Et le DJ d’assurer : “évidemment, je ne prévois pas d’exploiter cela commercialement”. Une précision assez curieuse après avoir vu le morceau passer en présence d’un parterre de centaines de fans. On note au passage que David Guetta ne semble pas avoir prévenu le public que la voix de Eminem qu’il pouvaient entendre était un deepfake. Les avocats de Eminem ne semblent pas réagir pour le moment, probablement à cause du contenu des paroles choisies par l’IA qui ne sont pas vraiment polémiques.

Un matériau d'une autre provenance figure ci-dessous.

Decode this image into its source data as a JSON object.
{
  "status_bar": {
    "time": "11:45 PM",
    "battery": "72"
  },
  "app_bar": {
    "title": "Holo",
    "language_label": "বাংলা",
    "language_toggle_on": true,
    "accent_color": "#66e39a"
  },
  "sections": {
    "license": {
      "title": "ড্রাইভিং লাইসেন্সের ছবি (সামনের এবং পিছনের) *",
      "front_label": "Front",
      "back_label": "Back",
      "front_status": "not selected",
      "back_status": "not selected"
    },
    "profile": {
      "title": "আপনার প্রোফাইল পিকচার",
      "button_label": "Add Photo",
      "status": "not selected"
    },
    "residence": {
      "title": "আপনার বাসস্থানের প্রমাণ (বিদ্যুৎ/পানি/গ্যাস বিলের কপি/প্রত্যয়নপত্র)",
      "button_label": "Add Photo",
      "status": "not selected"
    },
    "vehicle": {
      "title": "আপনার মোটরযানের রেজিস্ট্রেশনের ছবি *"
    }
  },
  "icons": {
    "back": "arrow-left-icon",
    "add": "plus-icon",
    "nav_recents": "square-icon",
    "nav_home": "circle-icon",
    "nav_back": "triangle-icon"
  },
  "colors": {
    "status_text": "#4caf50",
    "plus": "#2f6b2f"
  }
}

Toutefois même si le rappeur souhaitait faire quelque chose, il n’est pas certain qu’il obtiendrait gain de cause. En effet, la plupart des lois sur le copyright dans le monde (et en l’espèce les lois actuelles américaines sur le droit d’auteur) ne prévoient rien pour empêcher ce type de deepfake. Il existe bien déjà des lois aux Etats-Unis contre certains deepfake. Mais ces lois s’attaquent en fait surtout au problème des deepfake pornographiques.

Ou au problème des deepfake de personnalités politiques qui propagent de la désinformation. En outre, comme l’extrait est le fruit de l’apprentissage d’une IA, David Guetta ne doit aucune royalty à Eminem. Ce qui a une conséquence assez inédite : n’importe qui avec un ordinateur portable, une carte son Pro et internet peut désormais intégrer des “featurings”, collaborations et caméos de leurs artistes préférés version deepfake, sans demander la moindre autorisation ou payer qui que ce soit.

Pire encore : la loi permet pour l’instant aussi de leur faire faire la promotion de produits et d’idées sans que les artistes en question aient le moindre contrôle. Une situation légale que confirme le chercheur Akhil Satheesh, dans Journal of Law and Technology (University of Richmond) :

“La loi américaine sur le copyright autorise la création de contenus basée sur les deepfake, car elle considère qu’il s’agit de fair use […] et comme ces lois s’appliquent quelle que soit l’intention du créateur, il est même possible de faire considérer ces deepfake – quand bien même seraient-ils produits de façon mal intentionnée – comme des parodies. Ils sont alors protégés au même titre que ces dernières”, explique l’avocat.